People who should not get a flu vaccine include children less than 6 months old and people who might have a rare, but life-threatening allergy to the vaccine or one of its components. In some cases, an egg-based version of the flu vaccine can cause an allergic reaction in people with an egg allergy, Marshall said, but alternative forms of the vaccine may be available. Flu vaccines are safe for pregnant women and also help protect their children.
Dr. Karen Gelfand, pediatrician at Holy Cross, said children over 6 months old should be vaccinated twice during their first flu season, with shots given one month apart. Thereafter, it’s recommended they receive only one dose of the vaccine each season.
While a flu vaccine isn’t a perfect solution, “those who do acquire the illness despite getting vaccinated tend to experience milder symptoms than those who were not immunized,” said Dr. Lucas Schreiber, a longtime family physician in Taos, via email this month. “Even young and healthy people can get very ill from influenza. And for those who think they have a strong immune system and feel they can ‘handle’ the infection naturally, I express two points: if nothing else, the vaccine may prevent you from feeling horrible, weak, achy and febrile for five days while you miss school or work, and I encourage people to consider that receiving immunizations is not just about that individual’s health.”
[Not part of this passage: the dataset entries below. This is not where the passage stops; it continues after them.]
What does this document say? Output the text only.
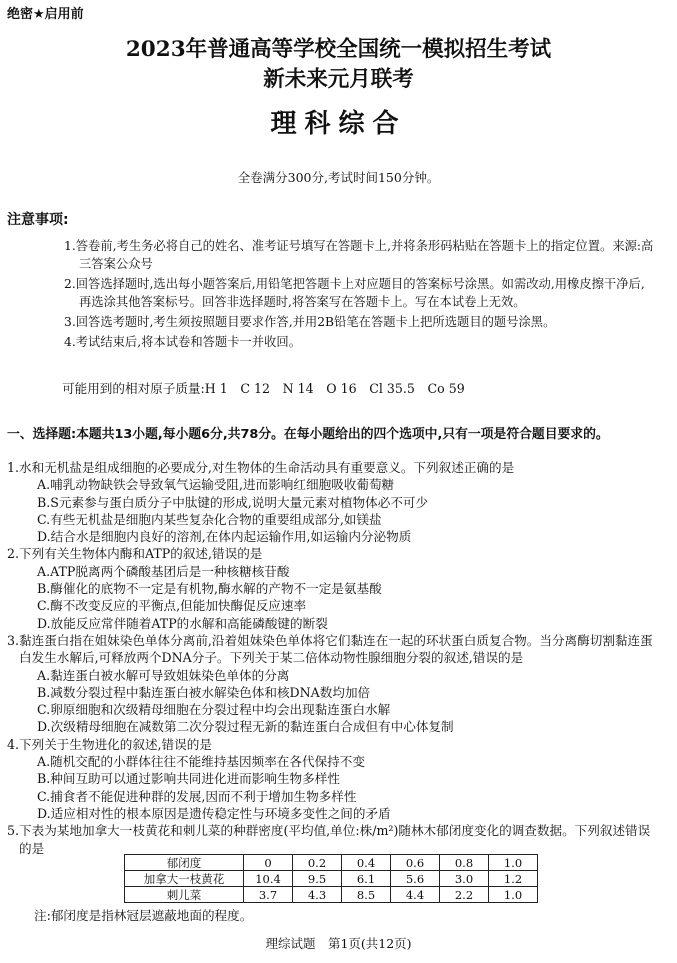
绝密★启用前
2023年普通高等学校全国统一模拟招生考试
新未来元月联考
理科综合
全卷满分300分,考试时间150分钟。
注意事项:

1.答卷前,考生务必将自己的姓名、准考证号填写在答题卡上,并将条形码粘贴在答题卡上的指定位置。来源:高三答案公众号

2.回答选择题时,选出每小题答案后,用铅笔把答题卡上对应题目的答案标号涂黑。如需改动,用橡皮擦干净后,再选涂其他答案标号。回答非选择题时,将答案写在答题卡上。写在本试卷上无效。

3.回答选考题时,考生须按照题目要求作答,并用2B铅笔在答题卡上把所选题目的题号涂黑。

4.考试结束后,将本试卷和答题卡一并收回。

可能用到的相对原子质量:H 1　C 12　N 14　O 16　Cl 35.5　Co 59
一、选择题:本题共13小题,每小题6分,共78分。在每小题给出的四个选项中,只有一项是符合题目要求的。
1.水和无机盐是组成细胞的必要成分,对生物体的生命活动具有重要意义。下列叙述正确的是
A.哺乳动物缺铁会导致氧气运输受阻,进而影响红细胞吸收葡萄糖
B.S元素参与蛋白质分子中肽键的形成,说明大量元素对植物体必不可少
C.有些无机盐是细胞内某些复杂化合物的重要组成部分,如镁盐
D.结合水是细胞内良好的溶剂,在体内起运输作用,如运输内分泌物质
2.下列有关生物体内酶和ATP的叙述,错误的是
A.ATP脱离两个磷酸基团后是一种核糖核苷酸
B.酶催化的底物不一定是有机物,酶水解的产物不一定是氨基酸
C.酶不改变反应的平衡点,但能加快酶促反应速率
D.放能反应常伴随着ATP的水解和高能磷酸键的断裂
3.黏连蛋白指在姐妹染色单体分离前,沿着姐妹染色单体将它们黏连在一起的环状蛋白质复合物。当分离酶切割黏连蛋白发生水解后,可释放两个DNA分子。下列关于某二倍体动物性腺细胞分裂的叙述,错误的是
A.黏连蛋白被水解可导致姐妹染色单体的分离
B.减数分裂过程中黏连蛋白被水解染色体和核DNA数均加倍
C.卵原细胞和次级精母细胞在分裂过程中均会出现黏连蛋白水解
D.次级精母细胞在减数第二次分裂过程无新的黏连蛋白合成但有中心体复制
4.下列关于生物进化的叙述,错误的是
A.随机交配的小群体往往不能维持基因频率在各代保持不变
B.种间互助可以通过影响共同进化进而影响生物多样性
C.捕食者不能促进种群的发展,因而不利于增加生物多样性
D.适应相对性的根本原因是遗传稳定性与环境多变性之间的矛盾
5.下表为某地加拿大一枝黄花和刺儿菜的种群密度(平均值,单位:株/m²)随林木郁闭度变化的调查数据。下列叙述错误的是
郁闭度	0	0.2	0.4	0.6	0.8	1.0
加拿大一枝黄花	10.4	9.5	6.1	5.6	3.0	1.2
刺儿菜	3.7	4.3	8.5	4.4	2.2	1.0
注:郁闭度是指林冠层遮蔽地面的程度。
理综试题　第1页(共12页)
At last week’s forum, Marshall also cited data collected from the 2017-18 flu season, which found that “we were able to prevent 7 million illnesses that year, 3.7 million hospitalizations and 8,000 deaths.”
Flu season in the Northern Hemisphere typically begins in October and lasts through April or May. Holy Cross staff recommended getting a flu shot now, which typically lasts for around six months.
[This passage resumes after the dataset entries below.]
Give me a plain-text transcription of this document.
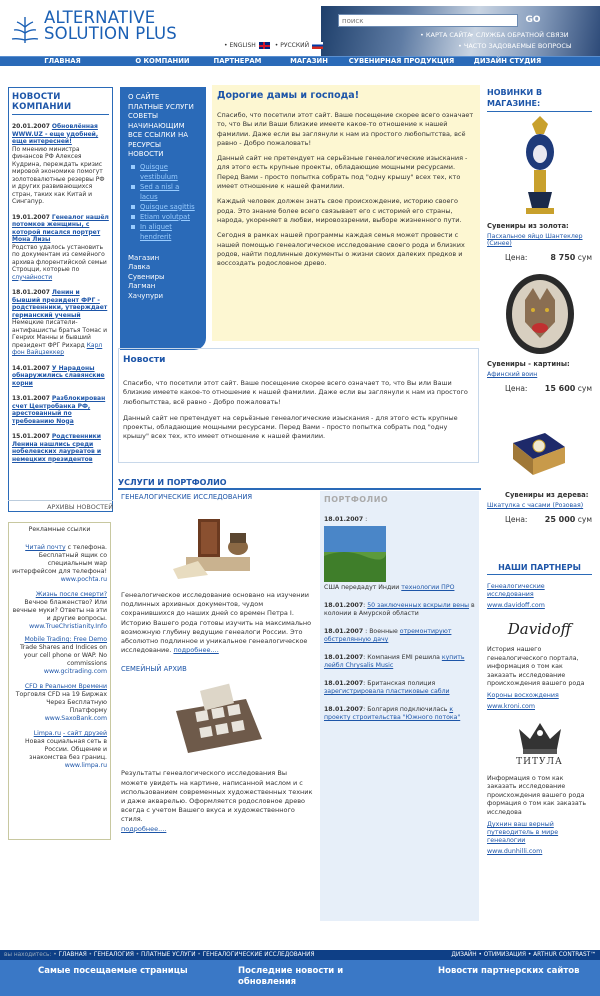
ALTERNATIVE
SOLUTION PLUS
поиск
GO
• КАРТА САЙТА
• СЛУЖБА ОБРАТНОЙ СВЯЗИ
• ЧАСТО ЗАДОВАЕМЫЕ ВОПРОСЫ
• ENGLISH	• РУССКИЙ
ГЛАВНАЯ	О КОМПАНИИ	ПАРТНЕРАМ	МАГАЗИН	СУВЕНИРНАЯ ПРОДУКЦИЯ	ДИЗАЙН СТУДИЯ
НОВОСТИ
КОМПАНИИ
20.01.2007 Обновлённая WWW.UZ - еще удобней, еще интересней!
По мнению министра финансов РФ Алексея Кудрина, переждать кризис мировой экономике помогут золотовалютные резервы РФ и других развивающихся стран, таких как Китай и Сингапур.
19.01.2007 Генеалог нашёл потомков женщины, с которой писался портрет Мона Лизы
Родство удалось установить по документам из семейного архива флорентийской семьи Строцци, которые по случайности
18.01.2007 Ленин и бывший президент ФРГ - родственники, утверждает германский ученый
Немецкие писатели-антифашисты братья Томас и Генрих Манны и бывший президент ФРГ Рихард Карл фон Вайцзеккер
14.01.2007 У Нарадоны обнаружились славянские корни
13.01.2007 Разблокирован счет Центробанка РФ, арестованный по требованию Noga
15.01.2007 Родственники Ленина нашлись среди нобелевских лауреатов и немецких президентов
АРХИВЫ НОВОСТЕЙ
Рекламные ссылки
Читай почту с телефона.
Бесплатный ящик со специальным wap интерфейсом для телефона!
www.pochta.ru
Жизнь после смерти?
Вечное блаженство? Или вечные муки? Ответы на эти и другие вопросы.
www.TrueChristianity.Info
Mobile Trading: Free Demo
Trade Shares and Indices on your cell phone or WAP. No commissions
www.gcitrading.com
CFD в Реальном Времени
Торговля CFD на 19 Биржах Через Бесплатную Платформу
www.SaxoBank.com
Limpa.ru - сайт друзей
Новая социальная сеть в России. Общение и знакомства без границ.
www.limpa.ru
О САЙТЕ
ПЛАТНЫЕ УСЛУГИ
СОВЕТЫ
НАЧИНАЮЩИМ
ВСЕ ССЫЛКИ НА
РЕСУРСЫ
НОВОСТИ
Quisque vestibulum
Sed a nisl a lacus
Quisque sagittis
Etiam volutpat
In aliquet hendrerit
Магазин
Лавка
Сувениры
Лагман
Хачупури
Дорогие дамы и господа!

Спасибо, что посетили этот сайт. Ваше посещение скорее всего означает то, что Вы или Ваши близкие имеете какое-то отношение к нашей фамилии. Даже если вы заглянули к нам из простого любопытства, всё равно - Добро пожаловать!

Данный сайт не претендует на серьёзные генеалогические изыскания - для этого есть крупные проекты, обладающие мощными ресурсами. Перед Вами - просто попытка собрать под "одну крышу" всех тех, кто имеет отношение к нашей фамилии.

Каждый человек должен знать свое происхождение, историю своего рода. Это знание более всего связывает его с историей его страны, народа, укореняет в любви, мировоззрении, выборе жизненного пути.

Сегодня в рамках нашей программы каждая семья может провести с нашей помощью генеалогическое исследование своего рода и близких родов, найти подлинные документы о жизни своих далеких предков и воссоздать родословное древо.

Новости

Спасибо, что посетили этот сайт. Ваше посещение скорее всего означает то, что Вы или Ваши близкие имеете какое-то отношение к нашей фамилии. Даже если вы заглянули к нам из простого любопытства, всё равно - Добро пожаловать!

Данный сайт не претендует на серьёзные генеалогические изыскания - для этого есть крупные проекты, обладающие мощными ресурсами. Перед Вами - просто попытка собрать под "одну крышу" всех тех, кто имеет отношение к нашей фамилии.

УСЛУГИ И ПОРТФОЛИО
ГЕНЕАЛОГИЧЕСКИЕ ИССЛЕДОВАНИЯ

Генеалогическое исследование основано на изучении подлинных архивных документов, чудом сохранившихся до наших дней со времен Петра I. Историю Вашего рода готовы изучить на максимально возможную глубину ведущие генеалоги России. Это абсолютно подлинное и уникальное генеалогическое исследование. подробнее....

СЕМЕЙНЫЙ АРХИВ

Результаты генеалогического исследования Вы можете увидеть на картине, написанной маслом и с использованием современных художественных техник и даже акварелью. Оформляется родословное древо всегда с учетом Вашего вкуса и художественного стиля.

подробнее....

ПОРТФОЛИО
18.01.2007 :
США передадут Индии технологии ПРО
18.01.2007: 50 заключенных вскрыли вены в колонии в Амурской области
18.01.2007 : Военные отремонтируют обстрелянную дачу
18.01.2007: Компания EMI решила купить лейбл Chrysalis Music
18.01.2007: Британская полиция зарегистрировала пластиковые сабли
18.01.2007: Болгария подключилась к проекту строительства "Южного потока"
НОВИНКИ В МАГАЗИНЕ:
Сувениры из золота:
Пасхальное яйцо Шантеклер (Синее)
Цена:	8 750 сум
Сувениры - картины:
Афинский воин
Цена: 15 600 сум
Сувениры из дерева:
Шкатулка с часами (Розовая)
Цена: 25 000 сум
НАШИ ПАРТНЕРЫ
Генеалогические исследования
www.davidoff.com
Davidoff
История нашего генеалогического портала, информация о том как заказать исследование происхождения вашего рода
Короны восхождения
www.kroni.com
ТИТУЛА
Информация о том как заказать исследование происхождения вашего рода формация о том как заказать исследова
Духнин ваш верный путеводитель в мире генеалогии
www.dunhilli.com
вы находитесь: • ГЛАВНАЯ • ГЕНЕАЛОГИЯ • ПЛАТНЫЕ УСЛУГИ • ГЕНЕАЛОГИЧЕСКИЕ ИССЛЕДОВАНИЯ	ДИЗАЙН • ОТИМИЗАЦИЯ • ARTHUR CONTRAST™
Самые посещаемые страницы	Последние новости и обновления
Новости партнерских сайтов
Countries in the Southern Hemisphere (where flu season typically runs from April through August) reported a much milder flu season due to increased mask wearing, hand washing and social distancing during the pandemic. Countries in the Northern Hemisphere are nonetheless concerned about the coincidence of a recent spike in cases of the novel coronavirus.
The first case of flu in New Mexico was reported in a teenager on Oct. 15, just before the state hit a record number of new cases of the novel coronavirus. Taos County also topped its record this past week, with 43 new coronavirus cases on Friday, Saturday, Sunday and Monday (Oct. 23-26).
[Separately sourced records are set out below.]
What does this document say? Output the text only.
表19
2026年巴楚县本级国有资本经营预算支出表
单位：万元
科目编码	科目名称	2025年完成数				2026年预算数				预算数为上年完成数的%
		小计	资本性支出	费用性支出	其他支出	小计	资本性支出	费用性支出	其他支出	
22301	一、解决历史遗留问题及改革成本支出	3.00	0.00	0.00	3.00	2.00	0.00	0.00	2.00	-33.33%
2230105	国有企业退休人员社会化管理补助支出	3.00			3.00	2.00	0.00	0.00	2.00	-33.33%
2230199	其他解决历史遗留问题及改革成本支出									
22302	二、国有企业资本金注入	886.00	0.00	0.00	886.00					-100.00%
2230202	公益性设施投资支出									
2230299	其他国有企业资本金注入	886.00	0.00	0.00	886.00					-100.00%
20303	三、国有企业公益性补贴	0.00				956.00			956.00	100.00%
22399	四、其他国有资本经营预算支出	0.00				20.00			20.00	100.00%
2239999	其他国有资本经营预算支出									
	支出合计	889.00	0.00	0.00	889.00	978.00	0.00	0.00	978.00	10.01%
The town of Taos has been working to gather data this year regarding how many people get a flu shot in Taos County, in part, to gauge whether or not county residents will get vaccinated for the novel coronavirus if and when one becomes available.
An immunization survey conducted by Tim Corner, town of Taos Geographic Information Systems analyst, this month found that of 109 participants from around Taos County, 30 percent said they generally don’t get a flu shot each year and 32 percent said they didn’t get one last year. So far this year, 64 percent had received a flu shot.
The study also showed a shift in behavior among the respondents, with 36 percent of people who normally don’t get vaccinated having had their flu shot already this year, while 24 percent who normally get one still hadn’t gotten one yet as of the survey. Just over one-third of people who had not yet received a flu vaccine intended to get one.
According to The New York Times, 34 vaccines for the novel coronavirus are currently in phase one clinical trials, 14 are in phase two, 11 are in phase three and six are in limited usage, but none so far have been approved for full use.
While the world waits for further developments in the new vaccine to prevent COVID-19, health experts are urging the public to make use of one that’s been available to prevent severe outbreaks of the flu for the last 60 years.